The Catholic Church Saved My Marriage

by Dr. David Anders

“The Catholic Church saved my marriage
and, quite possibly, my life.” So begins David Anders in this remarkably forthright book. In it, David reports that by the early 2000s, his marriage was so painful that he and his wife had just one thing in common: contempt for each other. Today, he and his wife are extremely happy together not because of marriage therapy, but because they came to know and fully embraced the Catholic Church s teachings on marriage. Here Dr. Anders shares his personal discovery and offers a robust defense of the Church s teaching on marriage even the most controversial topics of divorce, remarriage, gay marriage, and contraception.

When Only One Converts

by Lynn Nordhagen

What happens when the two most important relationships in your life seem to be on a collision course? How can you be odedient to God when obedience threatens your marriage vows? Can you love God if it means hurting the one you love most on earth? Many couples have walked this pash. Fifteen of them share their stories in ‘When Only One Converts’. Author Lynn Nordhagen offers stories, not only to the Catholic (or soon-to-be Catholic), but also to the spouses who are not not becoming Catholic, praying that they may gain insight and hope, recognizing that this can be, for them also, a time of discovery and growth in the Christian life.

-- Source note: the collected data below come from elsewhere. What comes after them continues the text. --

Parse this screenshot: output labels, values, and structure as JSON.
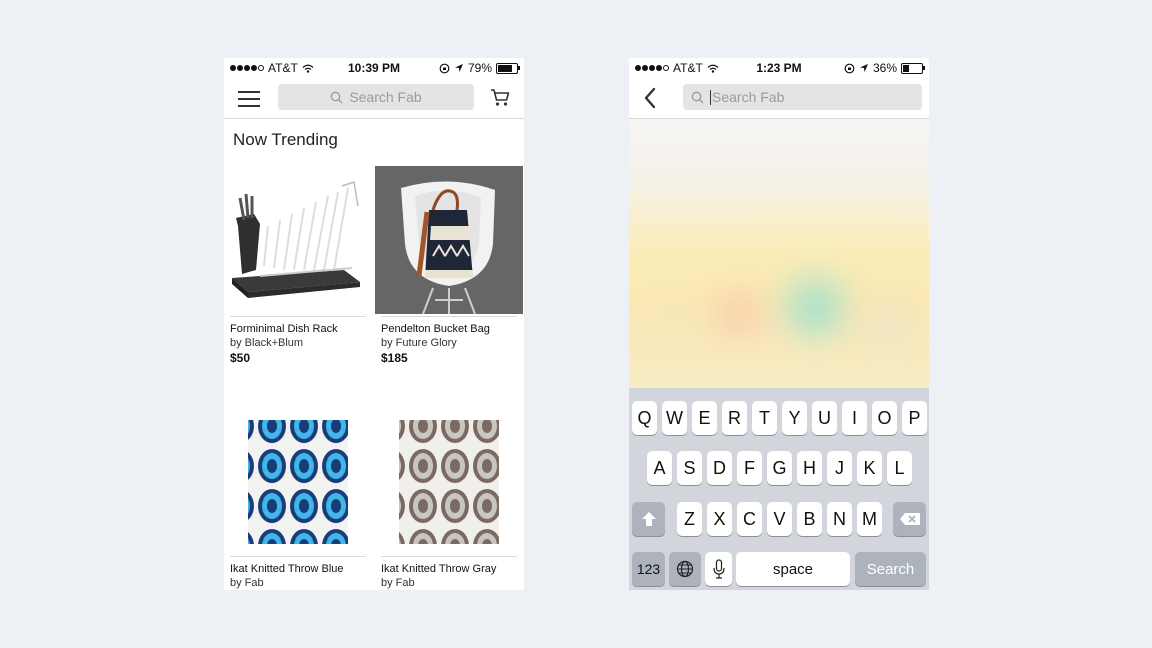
{
  "left_phone": {
    "status": {
      "carrier": "AT&T",
      "time": "10:39 PM",
      "battery": "79%",
      "battery_level": 0.79
    },
    "search": {
      "placeholder": "Search Fab"
    },
    "section_title": "Now Trending",
    "products": [
      {
        "name": "Forminimal Dish Rack",
        "brand": "by Black+Blum",
        "price": "$50"
      },
      {
        "name": "Pendelton Bucket Bag",
        "brand": "by Future Glory",
        "price": "$185"
      },
      {
        "name": "Ikat Knitted Throw Blue",
        "brand": "by Fab",
        "price": ""
      },
      {
        "name": "Ikat Knitted Throw Gray",
        "brand": "by Fab",
        "price": ""
      }
    ]
  },
  "right_phone": {
    "status": {
      "carrier": "AT&T",
      "time": "1:23 PM",
      "battery": "36%",
      "battery_level": 0.36
    },
    "search": {
      "placeholder": "Search Fab"
    },
    "keyboard": {
      "row1": [
        "Q",
        "W",
        "E",
        "R",
        "T",
        "Y",
        "U",
        "I",
        "O",
        "P"
      ],
      "row2": [
        "A",
        "S",
        "D",
        "F",
        "G",
        "H",
        "J",
        "K",
        "L"
      ],
      "row3": [
        "Z",
        "X",
        "C",
        "V",
        "B",
        "N",
        "M"
      ],
      "numbers_key": "123",
      "space_key": "space",
      "search_key": "Search"
    }
  },
  "icons": {
    "menu": "menu-icon",
    "search": "search-icon",
    "cart": "cart-icon",
    "back": "chevron-left-icon",
    "shift": "shift-icon",
    "delete": "backspace-icon",
    "globe": "globe-icon",
    "mic": "microphone-icon",
    "wifi": "wifi-icon",
    "location": "location-arrow-icon",
    "lock": "orientation-lock-icon"
  },
  "colors": {
    "background": "#edf1f5",
    "keyboard": "#d2d5db",
    "search_bg": "#e4e4e6"
  }
}
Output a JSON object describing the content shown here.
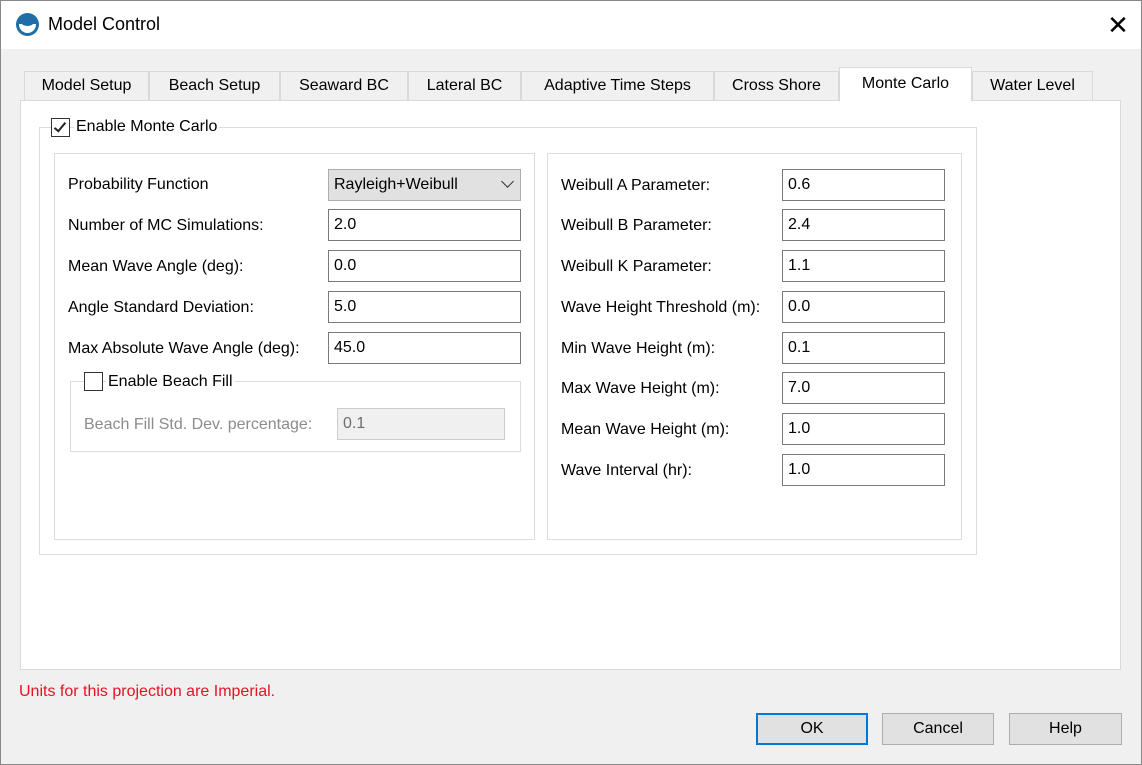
{
  "window": {
    "title": "Model Control",
    "close_label": "✕"
  },
  "tabs": [
    {
      "label": "Model Setup"
    },
    {
      "label": "Beach Setup"
    },
    {
      "label": "Seaward BC"
    },
    {
      "label": "Lateral BC"
    },
    {
      "label": "Adaptive Time Steps"
    },
    {
      "label": "Cross Shore"
    },
    {
      "label": "Monte Carlo",
      "active": true
    },
    {
      "label": "Water Level"
    }
  ],
  "monte_carlo": {
    "enable_label": "Enable Monte Carlo",
    "enable_checked": true,
    "left": {
      "probability_function_label": "Probability Function",
      "probability_function_value": "Rayleigh+Weibull",
      "num_sim_label": "Number of MC Simulations:",
      "num_sim_value": "2.0",
      "mean_angle_label": "Mean Wave Angle (deg):",
      "mean_angle_value": "0.0",
      "angle_std_label": "Angle Standard Deviation:",
      "angle_std_value": "5.0",
      "max_angle_label": "Max Absolute Wave Angle (deg):",
      "max_angle_value": "45.0",
      "beach_fill_label": "Enable Beach Fill",
      "beach_fill_checked": false,
      "beach_fill_std_label": "Beach Fill Std. Dev. percentage:",
      "beach_fill_std_value": "0.1"
    },
    "right": {
      "weibull_a_label": "Weibull A Parameter:",
      "weibull_a_value": "0.6",
      "weibull_b_label": "Weibull B Parameter:",
      "weibull_b_value": "2.4",
      "weibull_k_label": "Weibull K Parameter:",
      "weibull_k_value": "1.1",
      "wave_thresh_label": "Wave Height Threshold (m):",
      "wave_thresh_value": "0.0",
      "min_wave_label": "Min Wave Height (m):",
      "min_wave_value": "0.1",
      "max_wave_label": "Max Wave Height (m):",
      "max_wave_value": "7.0",
      "mean_wave_label": "Mean Wave Height (m):",
      "mean_wave_value": "1.0",
      "wave_interval_label": "Wave Interval (hr):",
      "wave_interval_value": "1.0"
    }
  },
  "footer": {
    "units_note": "Units for this projection are Imperial.",
    "ok_label": "OK",
    "cancel_label": "Cancel",
    "help_label": "Help"
  },
  "colors": {
    "note": "#e81123",
    "accent": "#0078d7"
  }
}
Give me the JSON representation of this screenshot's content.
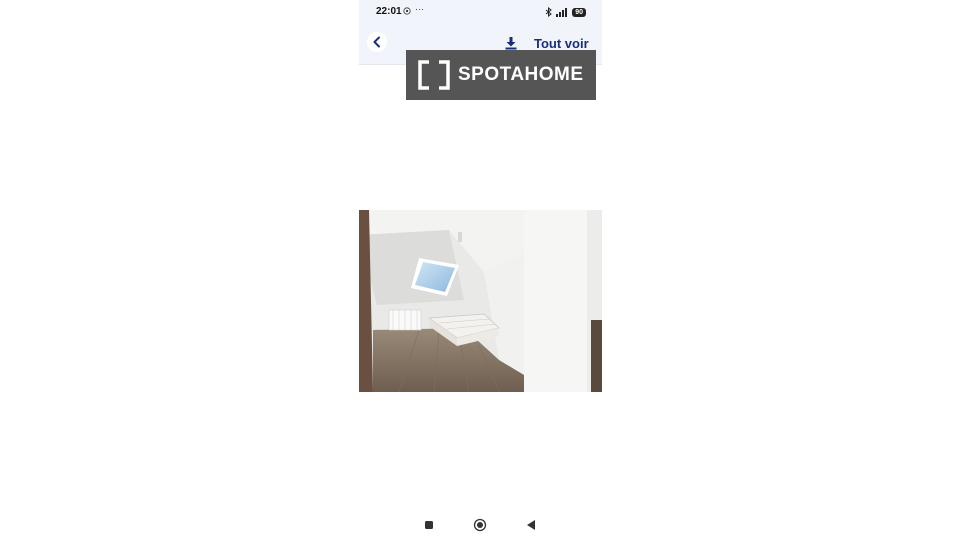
{
  "status_bar": {
    "time": "22:01",
    "more_indicator": "···",
    "battery": "90",
    "icons": [
      "whatsapp-icon",
      "bluetooth-icon",
      "signal-icon",
      "battery-icon"
    ]
  },
  "app_bar": {
    "back_icon": "chevron-left-icon",
    "download_icon": "download-icon",
    "see_all_label": "Tout voir",
    "accent_color": "#1a2f7a"
  },
  "watermark": {
    "brand": "SPOTAHOME",
    "icon": "spotahome-bracket-icon",
    "background": "#555555"
  },
  "photo": {
    "subject": "attic bedroom with skylight, bed frame, radiator and wood floor"
  },
  "nav_bar": {
    "icons": [
      "recent-apps-icon",
      "home-icon",
      "back-icon"
    ]
  }
}
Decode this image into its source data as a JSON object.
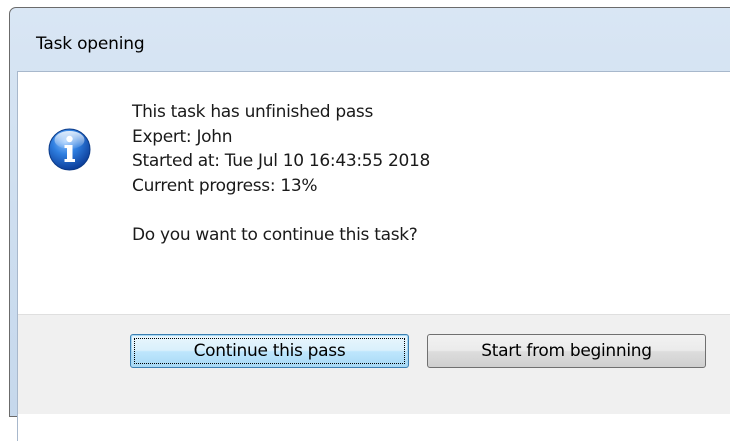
{
  "dialog": {
    "title": "Task opening",
    "icon": "info-icon",
    "message_lines": [
      "This task has unfinished pass",
      "Expert: John",
      "Started at: Tue Jul 10 16:43:55 2018",
      "Current progress: 13%"
    ],
    "question": "Do you want to continue this task?",
    "buttons": {
      "continue_label": "Continue this pass",
      "start_label": "Start from beginning"
    }
  }
}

How to Understand and Petition for Your Decree of Nullity: A Little Book with Big Help

by Rose Sweet

You never wanted this to happen, but now you’re civilly divorced. There’s no such thing as Catholic divorce because in God’s eyes a valid marriage can never be broken. But sometimes what looks like a marriage from the outside can be fatally flawed from the beginning. Only God can see deeply into the human heart. He knows how human frailty and weakness, and inabilities of some people to enter into marriage freely and fully despite their best attempts. After careful study of such an attempted union, the Church may be able to declare that no valid marriage bond was created. And this book will help you understand the process. This little book with big help dispels the common myths and misunderstandings about marriage, divorce, and annulments.

Remaining in the Truth of Christ

edited by Robert Dodaro

In this volume five Cardinals of the Church, and four other scholars, respond to the call issued by Cardinal Walter Kasper for the Church to harmonize “fidelity and mercy in its pastoral practice with civilly remarried, divorced people”. The first part of the book is dedicated to the primary biblical texts pertaining to divorce and remarriage, and the second part is an examination of the teaching and practice prevalent in the early Church. In neither of these cases, biblical or patristic, do these scholars find support for the kind of “toleration” of civil marriages following divorce advocated by Cardinal Kasper. In the second part of the book, the authors argue in favor of retaining the theological and canonical rationale for the intrinsic connection between traditional Catholic doctrine and sacramental discipline concerning marriage and communion.